As my field director always says — democracy is not a noun, it’s a verb. If you want to feel better about your democracy, start putting those opinions into action and working for it. The moment you inform someone of their choices in this election, or help them find their polling place or even just motivate them to vote this year, you’re doing democracy. And it’s a worthwhile fight.

Donald Trump is the worst possible option for president

Shelby Jones

Contributing Writer

 

It is not news to anyone that this is the most vital and divisive election of our young 18-to-20-something lives. This is the first presidential election in which most of us can vote, and wow, what a way to start off. I miss the days when the biggest scandal of the election season was Richard Nixon looking sickly on camera simply because he didn’t know how to use makeup for television. Oh, what a simpler time. Regardless of how dramatic this election season is, one thing is for sure: we as a generation cannot idly sit back and let Donald Trump win a second term. Unlike what some would want you to believe, Donald Trump is the worst possible option for president.

However, I am also not arguing that Joe Biden is the best possible option. He also has incredible downfalls. As Senator Kamala Harris said multiple times during the vice presidential debate, Joe Biden does not want to ban fracking. Fracking is causing incredible environmental damage and is actively impacting Native American lands. In 1996, he voted for the Defense of Marriage Act, which banned any federal recognition of gay marriage. (His views on gay marriage did change during his time with the Obama administration. According to his campaign website, he is actively campaigning for the protection of the LGBTQIA+ community on multiple fronts). He was also an avid supporter of the War on Drugs during the 1980s and 1990s. These are not small things to overlook.

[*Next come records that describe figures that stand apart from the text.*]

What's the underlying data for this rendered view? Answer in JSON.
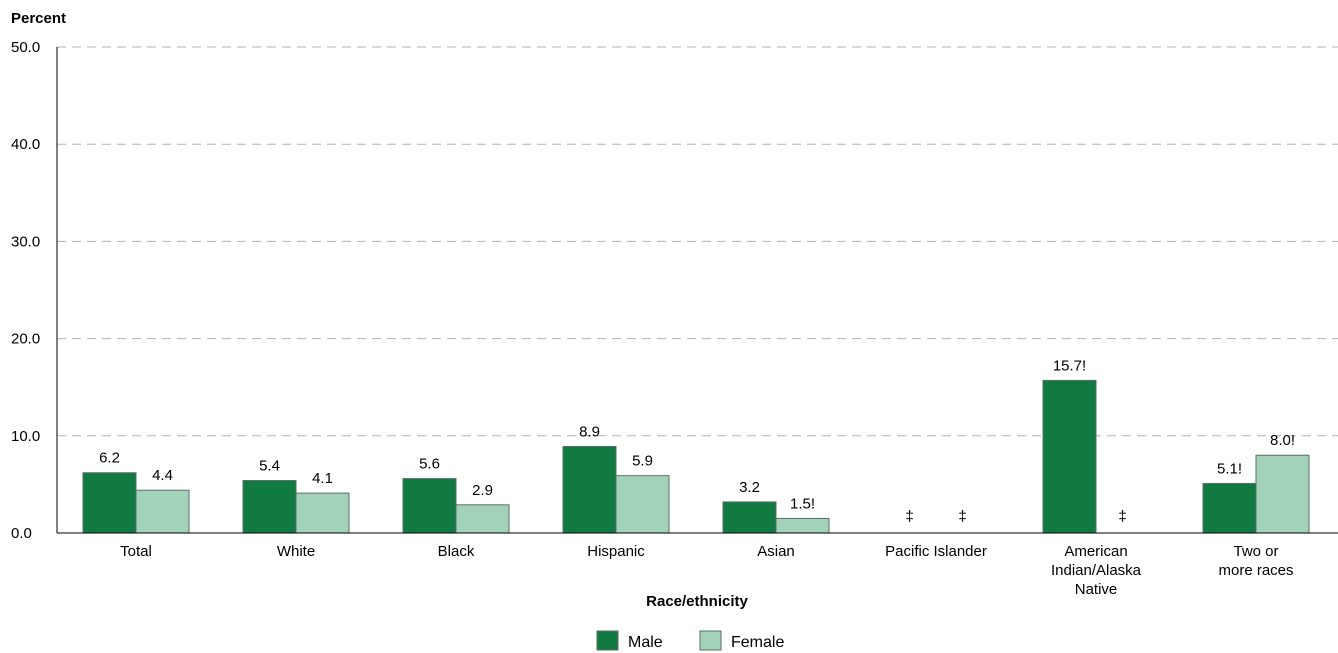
{
  "chart_data": {
    "type": "bar",
    "ylabel": "Percent",
    "xlabel": "Race/ethnicity",
    "ylim": [
      0,
      50
    ],
    "yticks": [
      "0.0",
      "10.0",
      "20.0",
      "30.0",
      "40.0",
      "50.0"
    ],
    "grid": true,
    "legend_position": "bottom",
    "categories": [
      [
        "Total"
      ],
      [
        "White"
      ],
      [
        "Black"
      ],
      [
        "Hispanic"
      ],
      [
        "Asian"
      ],
      [
        "Pacific Islander"
      ],
      [
        "American",
        "Indian/Alaska",
        "Native"
      ],
      [
        "Two or",
        "more races"
      ]
    ],
    "series": [
      {
        "name": "Male",
        "color": "#117a40",
        "values": [
          6.2,
          5.4,
          5.6,
          8.9,
          3.2,
          null,
          15.7,
          5.1
        ],
        "labels": [
          "6.2",
          "5.4",
          "5.6",
          "8.9",
          "3.2",
          "‡",
          "15.7!",
          "5.1!"
        ]
      },
      {
        "name": "Female",
        "color": "#a2d3b9",
        "values": [
          4.4,
          4.1,
          2.9,
          5.9,
          1.5,
          null,
          null,
          8.0
        ],
        "labels": [
          "4.4",
          "4.1",
          "2.9",
          "5.9",
          "1.5!",
          "‡",
          "‡",
          "8.0!"
        ]
      }
    ]
  }
}
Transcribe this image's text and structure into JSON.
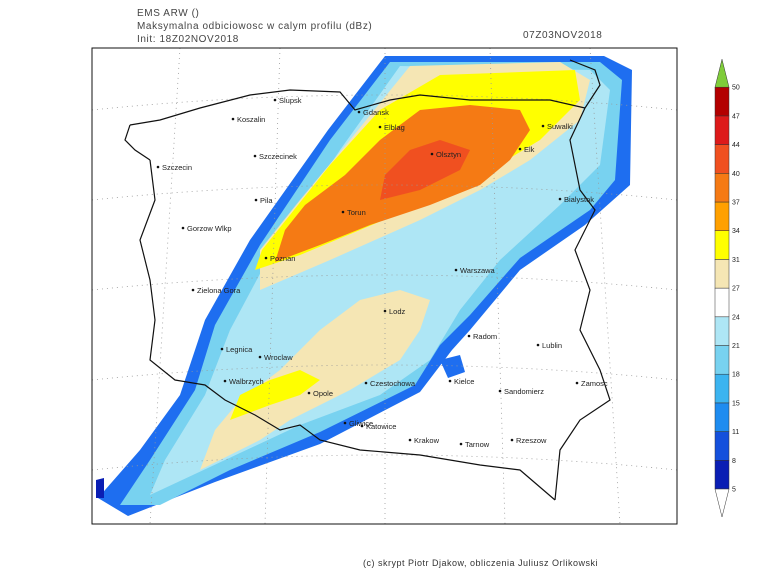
{
  "header": {
    "model": "EMS ARW ()",
    "subtitle": "Maksymalna odbiciowosc w calym profilu (dBz)",
    "init": "Init: 18Z02NOV2018",
    "valid": "07Z03NOV2018"
  },
  "cities": [
    "Slupsk",
    "Koszalin",
    "Szczecinek",
    "Szczecin",
    "Pila",
    "Gorzow Wlkp",
    "Poznan",
    "Zielona Gora",
    "Legnica",
    "Wroclaw",
    "Walbrzych",
    "Opole",
    "Gliwice",
    "Katowice",
    "Krakow",
    "Tarnow",
    "Rzeszow",
    "Czestochowa",
    "Kielce",
    "Sandomierz",
    "Zamosc",
    "Lublin",
    "Radom",
    "Lodz",
    "Warszawa",
    "Torun",
    "Olsztyn",
    "Elblag",
    "Gdansk",
    "Elk",
    "Suwalki",
    "Bialystok"
  ],
  "colorbar": {
    "levels": [
      5,
      8,
      11,
      15,
      18,
      21,
      24,
      27,
      31,
      34,
      37,
      40,
      44,
      47,
      50
    ],
    "colors": [
      "#0a1eb4",
      "#1450dc",
      "#1e8cf0",
      "#3cb4f0",
      "#78d2f0",
      "#aee6f5",
      "#ffffff",
      "#f5e6b4",
      "#ffff00",
      "#ffa000",
      "#f57a14",
      "#f05020",
      "#dd1a1a",
      "#b30000"
    ],
    "under_color": "#ffffff",
    "over_color": "#7fcc3a"
  },
  "footer": "(c) skrypt Piotr Djakow, obliczenia Juliusz Orlikowski"
}
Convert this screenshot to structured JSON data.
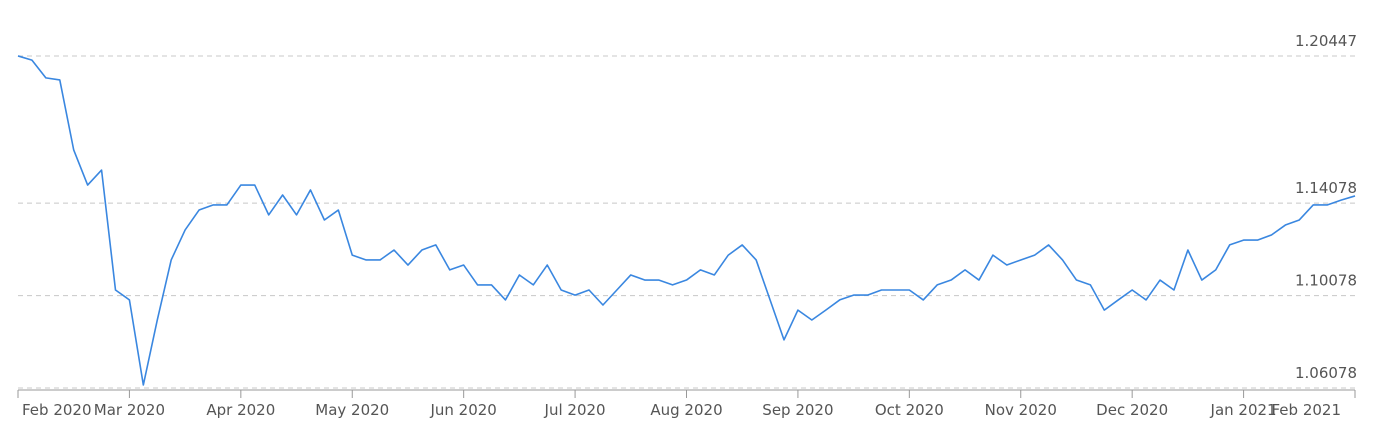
{
  "chart_data": {
    "type": "line",
    "categories": [
      "Feb 2020",
      null,
      null,
      null,
      null,
      null,
      null,
      null,
      "Mar 2020",
      null,
      null,
      null,
      null,
      null,
      null,
      null,
      "Apr 2020",
      null,
      null,
      null,
      null,
      null,
      null,
      null,
      "May 2020",
      null,
      null,
      null,
      null,
      null,
      null,
      null,
      "Jun 2020",
      null,
      null,
      null,
      null,
      null,
      null,
      null,
      "Jul 2020",
      null,
      null,
      null,
      null,
      null,
      null,
      null,
      "Aug 2020",
      null,
      null,
      null,
      null,
      null,
      null,
      null,
      "Sep 2020",
      null,
      null,
      null,
      null,
      null,
      null,
      null,
      "Oct 2020",
      null,
      null,
      null,
      null,
      null,
      null,
      null,
      "Nov 2020",
      null,
      null,
      null,
      null,
      null,
      null,
      null,
      "Dec 2020",
      null,
      null,
      null,
      null,
      null,
      null,
      null,
      "Jan 2021",
      null,
      null,
      null,
      null,
      null,
      null,
      null,
      "Feb 2021"
    ],
    "values": [
      1.2045,
      1.2027,
      1.195,
      1.1941,
      1.1638,
      1.1486,
      1.1551,
      1.1032,
      1.0989,
      1.0621,
      1.0902,
      1.1162,
      1.1292,
      1.1378,
      1.14,
      1.14,
      1.1486,
      1.1486,
      1.1357,
      1.1443,
      1.1357,
      1.1465,
      1.1335,
      1.1378,
      1.1183,
      1.1162,
      1.1162,
      1.1205,
      1.114,
      1.1205,
      1.1227,
      1.1119,
      1.114,
      1.1054,
      1.1054,
      1.0989,
      1.1097,
      1.1054,
      1.114,
      1.1032,
      1.101,
      1.1032,
      1.0967,
      1.1032,
      1.1097,
      1.1075,
      1.1075,
      1.1054,
      1.1075,
      1.1119,
      1.1097,
      1.1183,
      1.1227,
      1.1162,
      1.0989,
      1.0816,
      1.0945,
      1.0902,
      1.0945,
      1.0989,
      1.101,
      1.101,
      1.1032,
      1.1032,
      1.1032,
      1.0989,
      1.1054,
      1.1075,
      1.1119,
      1.1075,
      1.1183,
      1.114,
      1.1162,
      1.1183,
      1.1227,
      1.1162,
      1.1075,
      1.1054,
      1.0945,
      1.0989,
      1.1032,
      1.0989,
      1.1075,
      1.1032,
      1.1205,
      1.1075,
      1.1119,
      1.1227,
      1.1248,
      1.1248,
      1.127,
      1.1313,
      1.1335,
      1.14,
      1.14,
      1.1421,
      1.1439
    ],
    "color": "#3a87e0",
    "ylim": [
      1.06078,
      1.20447
    ],
    "yticks": [
      1.06078,
      1.10078,
      1.14078,
      1.20447
    ],
    "grid": true
  }
}
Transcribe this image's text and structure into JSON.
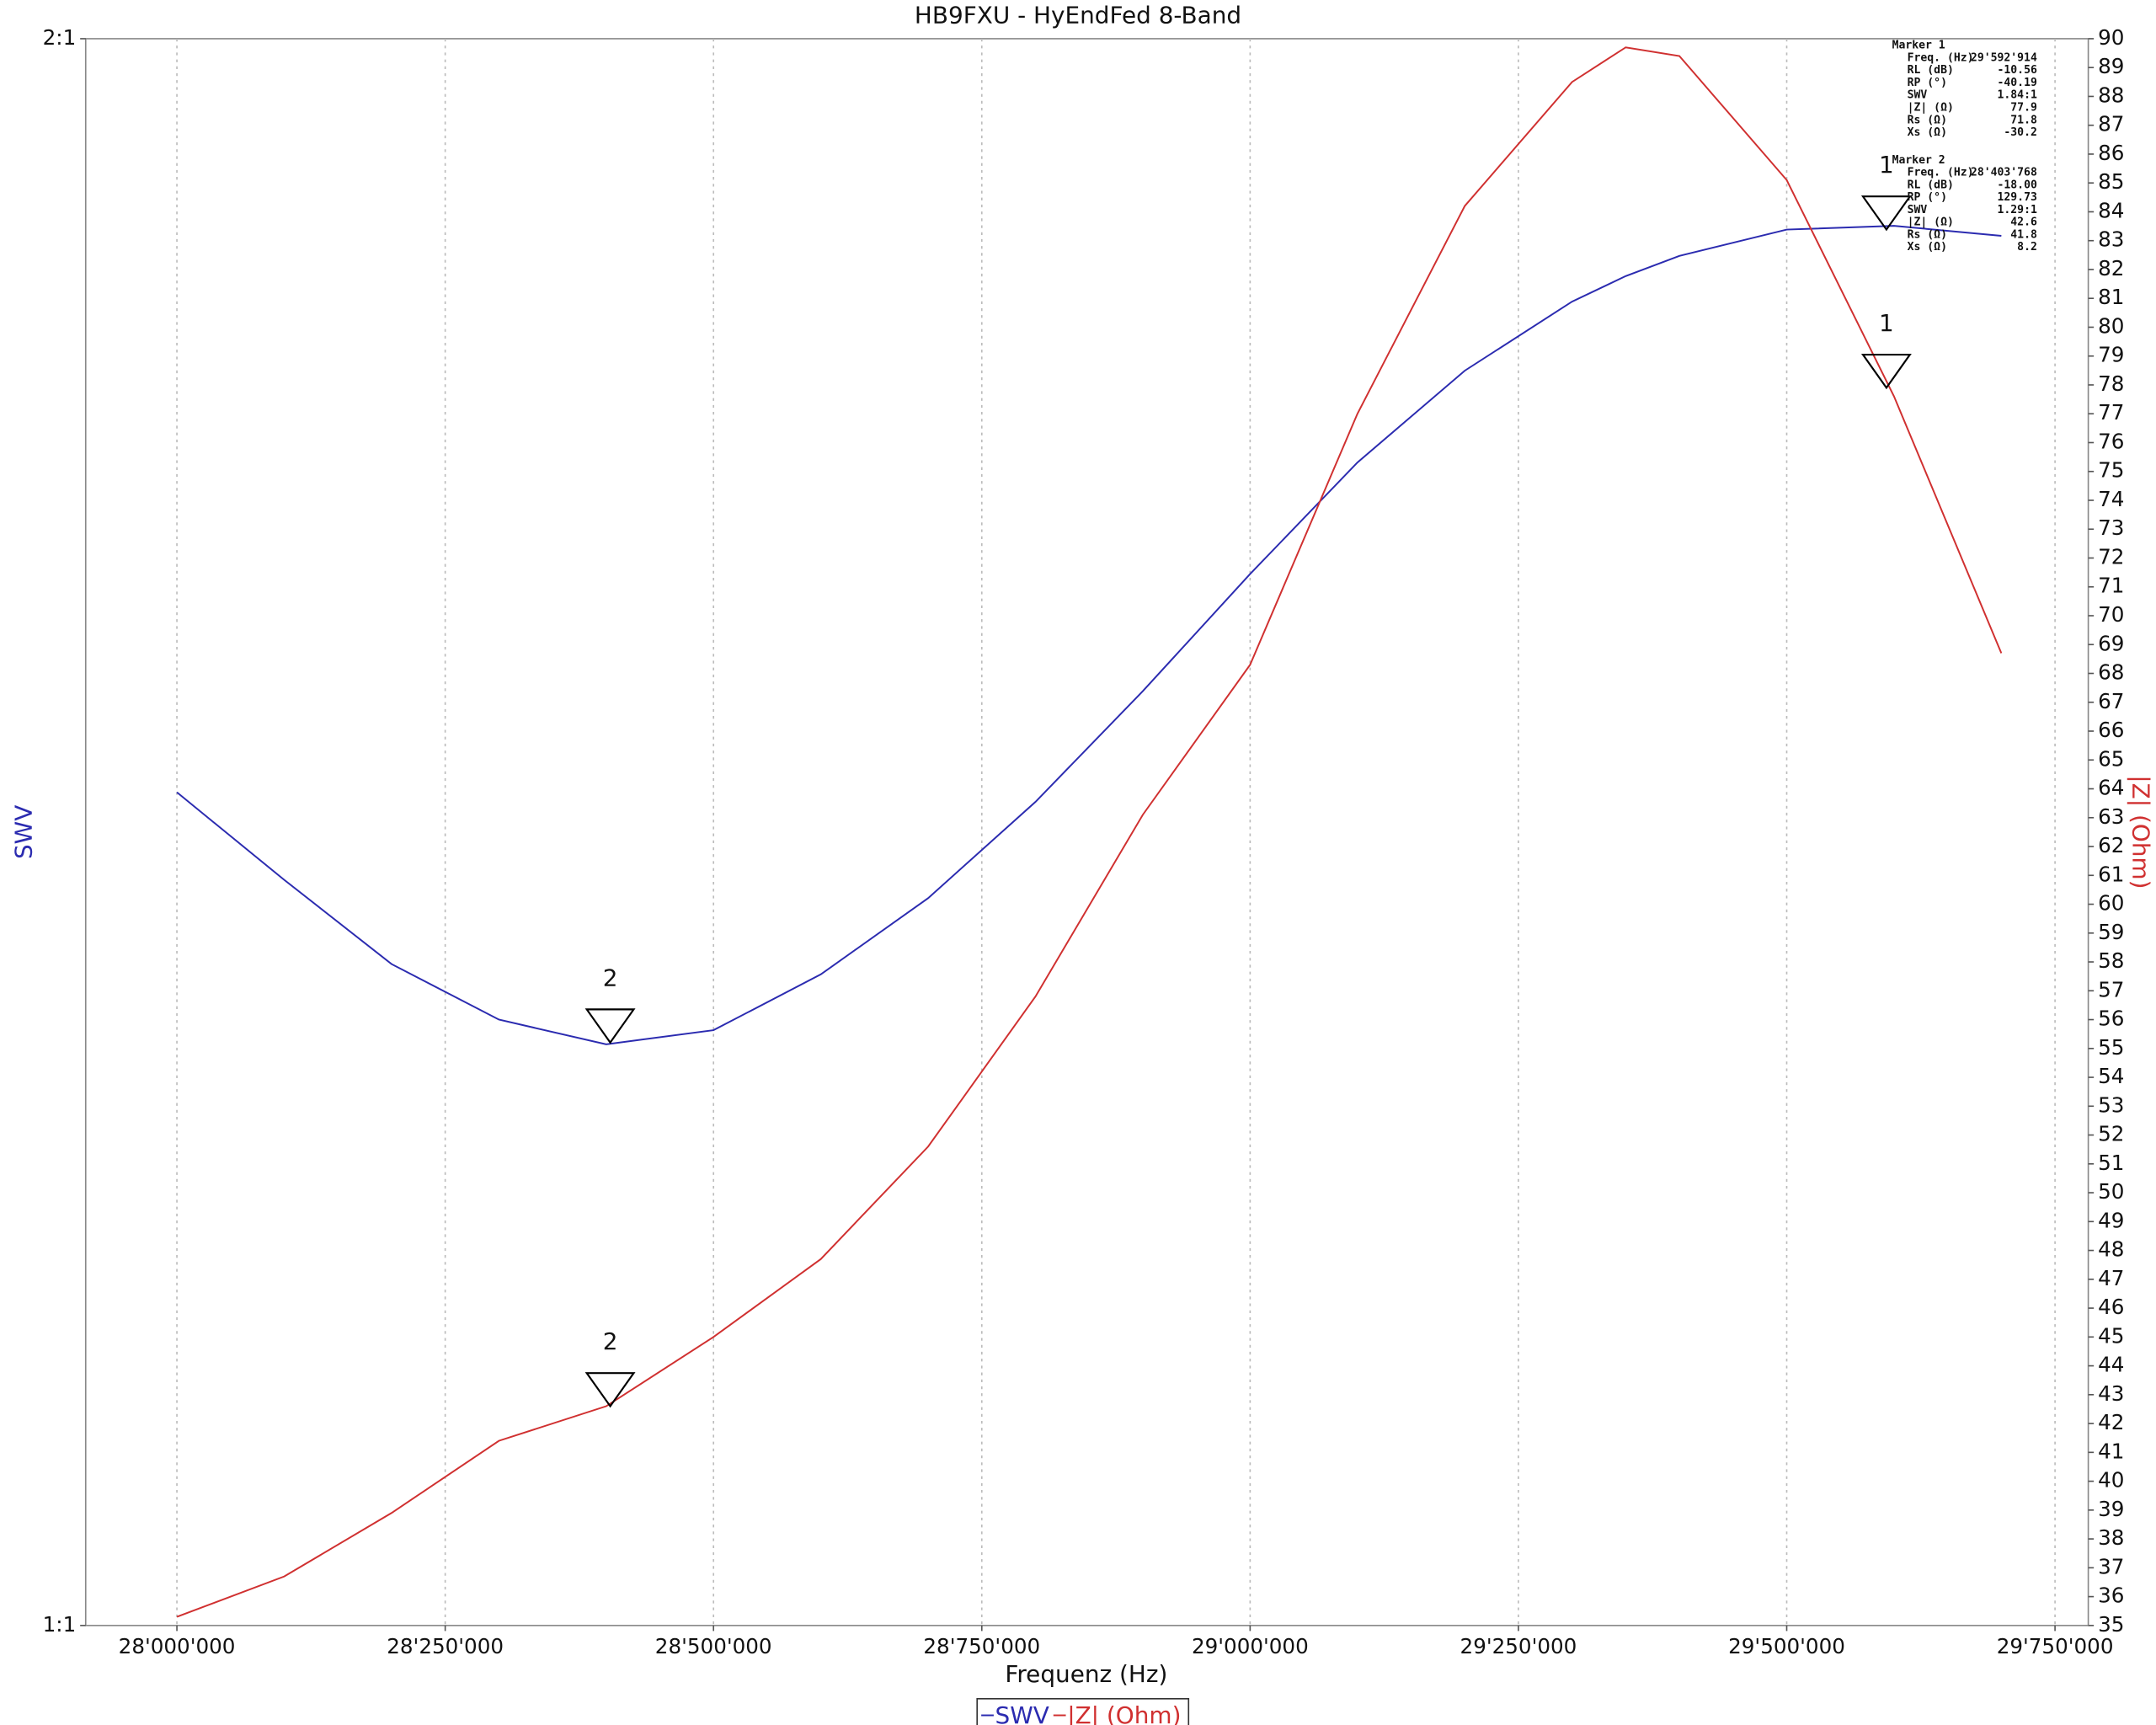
{
  "chart_data": {
    "type": "line",
    "title": "HB9FXU - HyEndFed 8-Band",
    "x_label": "Frequenz (Hz)",
    "y_label": "SWV",
    "y2_label": "|Z| (Ohm)",
    "x": [
      28000000,
      28100000,
      28200000,
      28300000,
      28400000,
      28500000,
      28600000,
      28700000,
      28800000,
      28900000,
      29000000,
      29100000,
      29200000,
      29300000,
      29350000,
      29400000,
      29500000,
      29600000,
      29700000
    ],
    "series": [
      {
        "name": "SWV",
        "color": "#2b2bb0",
        "axis": "y",
        "values": [
          1.439,
          1.385,
          1.335,
          1.303,
          1.289,
          1.297,
          1.329,
          1.374,
          1.433,
          1.504,
          1.583,
          1.662,
          1.73,
          1.783,
          1.803,
          1.819,
          1.84,
          1.843,
          1.835
        ]
      },
      {
        "name": "|Z| (Ohm)",
        "color": "#d03030",
        "axis": "y2",
        "values": [
          35.3,
          36.7,
          38.9,
          41.4,
          42.6,
          45.0,
          47.7,
          51.6,
          56.8,
          63.1,
          68.3,
          77.0,
          84.2,
          88.5,
          89.7,
          89.4,
          85.1,
          77.6,
          68.7
        ]
      }
    ],
    "xlim": [
      27915000,
      29781000
    ],
    "xticks": [
      {
        "value": 28000000,
        "label": "28'000'000"
      },
      {
        "value": 28250000,
        "label": "28'250'000"
      },
      {
        "value": 28500000,
        "label": "28'500'000"
      },
      {
        "value": 28750000,
        "label": "28'750'000"
      },
      {
        "value": 29000000,
        "label": "29'000'000"
      },
      {
        "value": 29250000,
        "label": "29'250'000"
      },
      {
        "value": 29500000,
        "label": "29'500'000"
      },
      {
        "value": 29750000,
        "label": "29'750'000"
      }
    ],
    "ylim": [
      1,
      2
    ],
    "y_log": true,
    "yticks": [
      {
        "value": 1,
        "label": "1:1"
      },
      {
        "value": 2,
        "label": "2:1"
      }
    ],
    "y2lim": [
      35,
      90
    ],
    "y2ticks": [
      35,
      36,
      37,
      38,
      39,
      40,
      41,
      42,
      43,
      44,
      45,
      46,
      47,
      48,
      49,
      50,
      51,
      52,
      53,
      54,
      55,
      56,
      57,
      58,
      59,
      60,
      61,
      62,
      63,
      64,
      65,
      66,
      67,
      68,
      69,
      70,
      71,
      72,
      73,
      74,
      75,
      76,
      77,
      78,
      79,
      80,
      81,
      82,
      83,
      84,
      85,
      86,
      87,
      88,
      89,
      90
    ],
    "grid": "x",
    "legend": "bottom",
    "markers": [
      {
        "label": "1",
        "x": 29592914,
        "swv": 1.84,
        "z": 77.9
      },
      {
        "label": "2",
        "x": 28403768,
        "swv": 1.29,
        "z": 42.6
      }
    ],
    "marker_table": [
      {
        "title": "Marker 1",
        "rows": [
          [
            "Freq. (Hz)",
            "29'592'914"
          ],
          [
            "RL (dB)",
            "-10.56"
          ],
          [
            "RP (°)",
            "-40.19"
          ],
          [
            "SWV",
            "1.84:1"
          ],
          [
            "|Z| (Ω)",
            "77.9"
          ],
          [
            "Rs (Ω)",
            "71.8"
          ],
          [
            "Xs (Ω)",
            "-30.2"
          ]
        ]
      },
      {
        "title": "Marker 2",
        "rows": [
          [
            "Freq. (Hz)",
            "28'403'768"
          ],
          [
            "RL (dB)",
            "-18.00"
          ],
          [
            "RP (°)",
            "129.73"
          ],
          [
            "SWV",
            "1.29:1"
          ],
          [
            "|Z| (Ω)",
            "42.6"
          ],
          [
            "Rs (Ω)",
            "41.8"
          ],
          [
            "Xs (Ω)",
            "8.2"
          ]
        ]
      }
    ]
  }
}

In his three and a half years as president, Donald Trump has done little good for this country. Rather, he has rolled back environmental protections, actively worked to cut Social Security and other forms of governmental financial assistance, created immensely harmful immigration policies, enacted travel bans for Muslim countries and his administration continually attempts to roll back or outright remove existing LGBTQIA+ protections. He has attacked every single gender, race, ethnicity and sexuality besides the cisgender, heterosexual white man. Also, he’s just a huge jerk.

However, Joe Biden believes scientists. He, unlike Mr. Trump, does not tell his supporters that COVID-19 is a hoax. He recognizes that climate change is real, and not some lie made up by the liberal media. People can criticize the lack of numbers at his rallies, but that is because he understands the real and dangerous risks of COVID-19. His seats aren’t filled because his supporters understand that we’re in a pandemic. Mr. Trump’s do not.

Truly, who you vote for lies in your morality. Do you want to vote for someone who actively works against BIPOC and LGBTQIA+ individuals? Or do you want to vote for someone who still isn’t the best, but at least is sort of better? It is impossible to even claim that Joe Biden works for the “extreme left” like his critics say. His campaign actively panders to moderates and undecided voters. But he’s also not openly fascist. It breaks my heart to say that it really comes down to the lesser of two evils. Joe Biden is that lesser. This election season can be summed up with just four words that I have lived by since Joe accepted the Democratic nomination: settle for Biden 2020.